Pull CME price data into Python 3.6.8


I am relatively new to Python so I apologize if this is a 'bush league' question.

I am trying to retrieve the WTI futures prices from this website: https://www.cmegroup.com/trading/energy/crude-oil/west-texas-intermediate-wti-crude-oil-calendar-swap-futures_quotes_globex.html

Which libraries should I be using? How will I need to adjust the output when it is pulled from the website?

Currently operating in Python 3.6.8 with the pandas, numpy, requests, urllib3, BeautifulSoup, and json libraries. I am not exactly sure if these are the correct libraries and if they are which functions I should be using.

Here is a basic version of the code:

wtiFutC = 'https://www.cmegroup.com/trading/energy/crude-oil/west-texas-intermediate-wti-crude-oil-calendar-swap-futures_quotes_globex.html'
http = urllib3.PoolManager()
response2 = http.request('GET', wtiFutC)
print(type(response2.data)) #check the type of the data produced - bytes
print(response2.data) #prints out the data

soup2 = BeautifulSoup(response2.data.decode('utf-8'), features='html.parser')
print(type(soup2)) #check the type of the data produced - 'bs4.BeautifulSoup'
print(soup2) #prints out the BeautifulSoup version of the data

I want a way to see the 'Last' price for the WTI future for the whole curve.
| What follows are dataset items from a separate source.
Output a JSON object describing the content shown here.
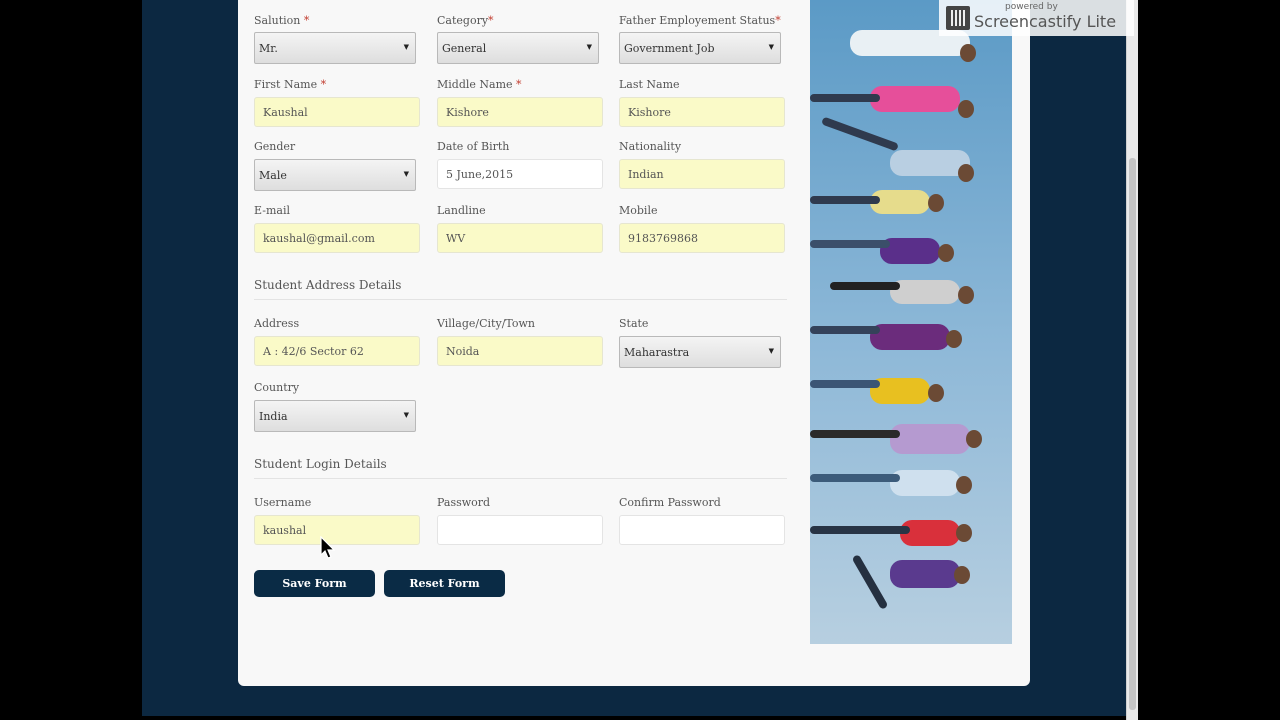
{
  "form": {
    "salutation": {
      "label": "Salution",
      "value": "Mr."
    },
    "category": {
      "label": "Category",
      "value": "General"
    },
    "father_status": {
      "label": "Father Employement Status",
      "value": "Government Job"
    },
    "first_name": {
      "label": "First Name",
      "value": "Kaushal"
    },
    "middle_name": {
      "label": "Middle Name",
      "value": "Kishore"
    },
    "last_name": {
      "label": "Last Name",
      "value": "Kishore"
    },
    "gender": {
      "label": "Gender",
      "value": "Male"
    },
    "dob": {
      "label": "Date of Birth",
      "value": "5 June,2015"
    },
    "nationality": {
      "label": "Nationality",
      "value": "Indian"
    },
    "email": {
      "label": "E-mail",
      "value": "kaushal@gmail.com"
    },
    "landline": {
      "label": "Landline",
      "value": "WV"
    },
    "mobile": {
      "label": "Mobile",
      "value": "9183769868"
    },
    "address_section": "Student Address Details",
    "address": {
      "label": "Address",
      "value": "A : 42/6 Sector 62"
    },
    "village": {
      "label": "Village/City/Town",
      "value": "Noida"
    },
    "state": {
      "label": "State",
      "value": "Maharastra"
    },
    "country": {
      "label": "Country",
      "value": "India"
    },
    "login_section": "Student Login Details",
    "username": {
      "label": "Username",
      "value": "kaushal"
    },
    "password": {
      "label": "Password",
      "value": ""
    },
    "confirm_password": {
      "label": "Confirm Password",
      "value": ""
    },
    "required_mark": "*",
    "save_button": "Save Form",
    "reset_button": "Reset Form"
  },
  "watermark": {
    "small": "powered by",
    "big": "Screencastify Lite"
  },
  "colors": {
    "page_bg": "#0c2841",
    "input_fill": "#fafac8",
    "button": "#0a2b45"
  },
  "icons": {
    "select_arrow": "select-arrow-icon",
    "cursor": "mouse-cursor-icon"
  }
}
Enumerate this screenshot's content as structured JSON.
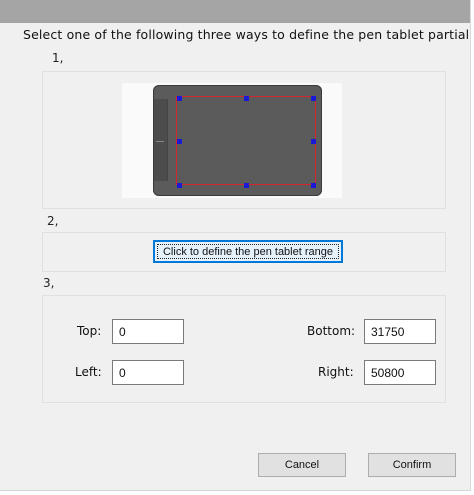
{
  "dialog": {
    "heading": "Select one of the following three ways to define the pen tablet partial"
  },
  "section1": {
    "label": "1,"
  },
  "section2": {
    "label": "2,",
    "define_button": "Click to define the pen tablet range"
  },
  "section3": {
    "label": "3,",
    "top": {
      "label": "Top:",
      "value": "0"
    },
    "left": {
      "label": "Left:",
      "value": "0"
    },
    "bottom": {
      "label": "Bottom:",
      "value": "31750"
    },
    "right": {
      "label": "Right:",
      "value": "50800"
    }
  },
  "footer": {
    "cancel_label": "Cancel",
    "confirm_label": "Confirm"
  },
  "colors": {
    "area_border": "#d3262c",
    "handle": "#1a1ad4",
    "focus_accent": "#0078d7"
  }
}
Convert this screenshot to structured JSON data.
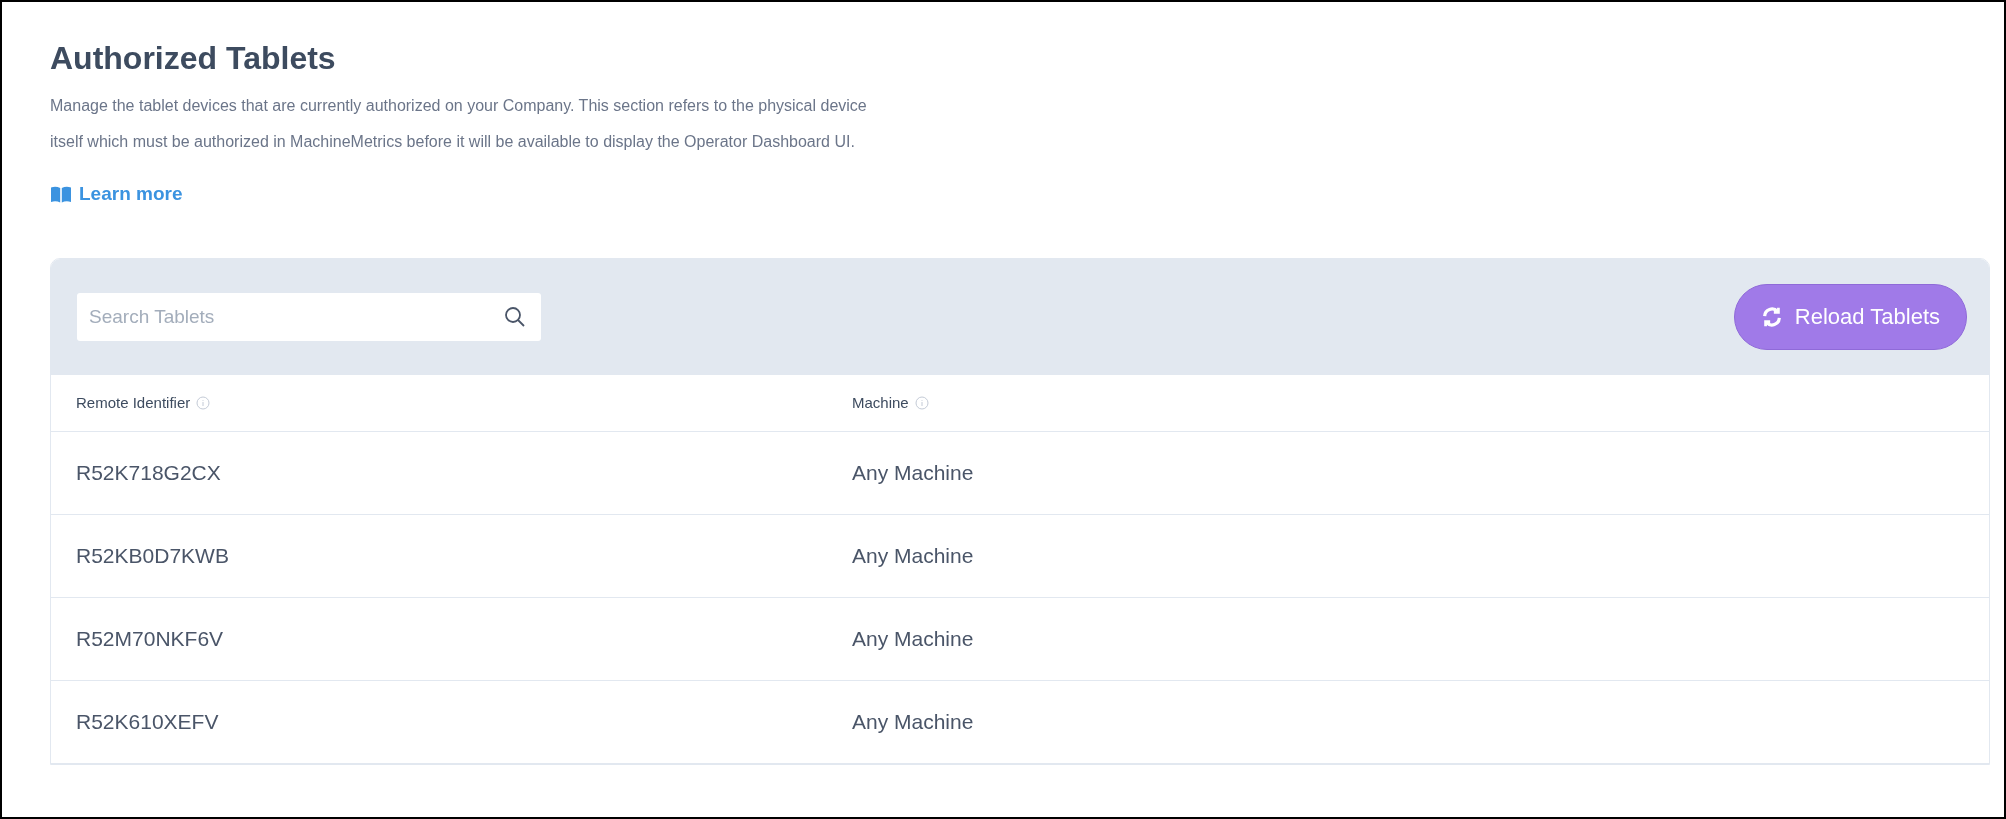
{
  "page": {
    "title": "Authorized Tablets",
    "description": "Manage the tablet devices that are currently authorized on your Company. This section refers to the physical device itself which must be authorized in MachineMetrics before it will be available to display the Operator Dashboard UI.",
    "learn_more": "Learn more"
  },
  "toolbar": {
    "search": {
      "placeholder": "Search Tablets"
    },
    "reload_button": "Reload Tablets"
  },
  "table": {
    "columns": [
      "Remote Identifier",
      "Machine"
    ],
    "rows": [
      [
        "R52K718G2CX",
        "Any Machine"
      ],
      [
        "R52KB0D7KWB",
        "Any Machine"
      ],
      [
        "R52M70NKF6V",
        "Any Machine"
      ],
      [
        "R52K610XEFV",
        "Any Machine"
      ]
    ]
  }
}
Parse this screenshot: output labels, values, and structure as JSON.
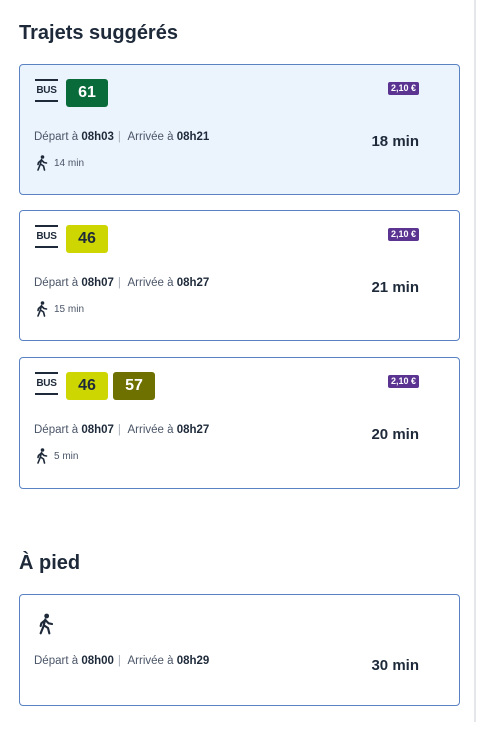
{
  "suggested": {
    "title": "Trajets suggérés",
    "routes": [
      {
        "mode_label": "BUS",
        "lines": [
          {
            "number": "61",
            "bg": "#0a6b3a",
            "fg": "#ffffff"
          }
        ],
        "price": "2,10 €",
        "depart_label": "Départ à",
        "depart_time": "08h03",
        "arrive_label": "Arrivée à",
        "arrive_time": "08h21",
        "duration": "18 min",
        "walk": "14 min",
        "selected": true
      },
      {
        "mode_label": "BUS",
        "lines": [
          {
            "number": "46",
            "bg": "#cdd600",
            "fg": "#1e2a3a"
          }
        ],
        "price": "2,10 €",
        "depart_label": "Départ à",
        "depart_time": "08h07",
        "arrive_label": "Arrivée à",
        "arrive_time": "08h27",
        "duration": "21 min",
        "walk": "15 min",
        "selected": false
      },
      {
        "mode_label": "BUS",
        "lines": [
          {
            "number": "46",
            "bg": "#cdd600",
            "fg": "#1e2a3a"
          },
          {
            "number": "57",
            "bg": "#6e7000",
            "fg": "#ffffff"
          }
        ],
        "price": "2,10 €",
        "depart_label": "Départ à",
        "depart_time": "08h07",
        "arrive_label": "Arrivée à",
        "arrive_time": "08h27",
        "duration": "20 min",
        "walk": "5 min",
        "selected": false
      }
    ]
  },
  "on_foot": {
    "title": "À pied",
    "icon": "walking-person-icon",
    "depart_label": "Départ à",
    "depart_time": "08h00",
    "arrive_label": "Arrivée à",
    "arrive_time": "08h29",
    "duration": "30 min"
  },
  "colors": {
    "card_border": "#5a82c2",
    "selected_bg": "#ebf3fd",
    "price_badge": "#5b3491",
    "text": "#1e2a3a"
  }
}
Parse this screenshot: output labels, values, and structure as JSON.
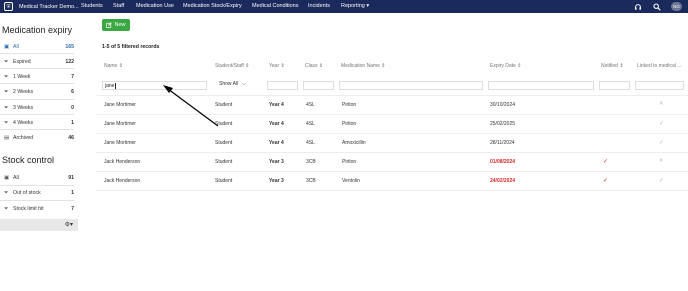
{
  "app": {
    "brand": "Medical Tracker Demo...",
    "nav": [
      "Students",
      "Staff",
      "Medication Use",
      "Medication Stock/Expiry",
      "Medical Conditions",
      "Incidents",
      "Reporting"
    ],
    "reporting_caret": "▾",
    "user_initials": "NG",
    "icons": [
      "logo-icon",
      "headset-icon",
      "search-icon"
    ]
  },
  "sidebar": {
    "expiry_heading": "Medication expiry",
    "expiry_items": [
      {
        "label": "All",
        "count": "165",
        "icon": "medkit-icon",
        "active": true
      },
      {
        "label": "Expired",
        "count": "122",
        "icon": "filter-icon"
      },
      {
        "label": "1 Week",
        "count": "7",
        "icon": "filter-icon"
      },
      {
        "label": "2 Weeks",
        "count": "6",
        "icon": "filter-icon"
      },
      {
        "label": "3 Weeks",
        "count": "0",
        "icon": "filter-icon"
      },
      {
        "label": "4 Weeks",
        "count": "1",
        "icon": "filter-icon"
      },
      {
        "label": "Archived",
        "count": "46",
        "icon": "archive-icon"
      }
    ],
    "stock_heading": "Stock control",
    "stock_items": [
      {
        "label": "All",
        "count": "91",
        "icon": "medkit-icon"
      },
      {
        "label": "Out of stock",
        "count": "1",
        "icon": "filter-icon"
      },
      {
        "label": "Stock limit hit",
        "count": "7",
        "icon": "filter-icon"
      }
    ],
    "footer_icon": "gear-icon"
  },
  "main": {
    "new_button": "New",
    "records_text": "1-5 of 5 filtered records",
    "columns": [
      "Name ⇕",
      "Student/Staff ⇕",
      "Year ⇕",
      "Class ⇕",
      "Medication Name ⇕",
      "Expiry Date ⇕",
      "Notified ⇕",
      "Linked to medical ..."
    ],
    "filter_name_value": "jane",
    "filter_type_value": "Show All",
    "rows": [
      {
        "name": "Jane Mortimer",
        "type": "Student",
        "year": "Year 4",
        "class": "4SL",
        "medication": "Piriton",
        "expiry": "30/10/2024",
        "expired": false,
        "notified": false,
        "linked": "x"
      },
      {
        "name": "Jane Mortimer",
        "type": "Student",
        "year": "Year 4",
        "class": "4SL",
        "medication": "Piriton",
        "expiry": "25/02/2025",
        "expired": false,
        "notified": false,
        "linked": "check"
      },
      {
        "name": "Jane Mortimer",
        "type": "Student",
        "year": "Year 4",
        "class": "4SL",
        "medication": "Amoxicillin",
        "expiry": "28/11/2024",
        "expired": false,
        "notified": false,
        "linked": "check"
      },
      {
        "name": "Jack Henderson",
        "type": "Student",
        "year": "Year 3",
        "class": "3CB",
        "medication": "Piriton",
        "expiry": "01/08/2024",
        "expired": true,
        "notified": true,
        "linked": "x"
      },
      {
        "name": "Jack Henderson",
        "type": "Student",
        "year": "Year 3",
        "class": "3CB",
        "medication": "Ventolin",
        "expiry": "24/02/2024",
        "expired": true,
        "notified": true,
        "linked": "check"
      }
    ]
  },
  "colors": {
    "nav_bg": "#1a2a5c",
    "accent": "#2b6cb0",
    "new_button": "#3aa843",
    "expired": "#d62828"
  }
}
Instead I am seeing something like this:

<!DOCTYPE html PUBLIC "-//W3C//DTD XHTML 1.0 Transitional//EN" 
"http://www.w3.org/TR/xhtml1/DTD/xhtml1-transitional.dtd">

<!--[if (gt IE 9) |!(IE)]><!-->
<html class="cmePineapple no-js" lang="en" xml:lang="en" 
xmlns="http://www.w3.org/1999/xhtml">
<!--<![endif]-->

Any help or direction would be greatly appreciated. Thank you so much! :)


Solution

  • Use the endpoint the page does and parse out the column of interest (and date) from the json

    import requests
    
    r = requests.get('https://www.cmegroup.com/CmeWS/mvc/Quotes/Future/4707/G?quoteCodes=null&_=1560171518204').json()
    last_quotes = [(item['expirationDate'], item['last']) for item in r['quotes']]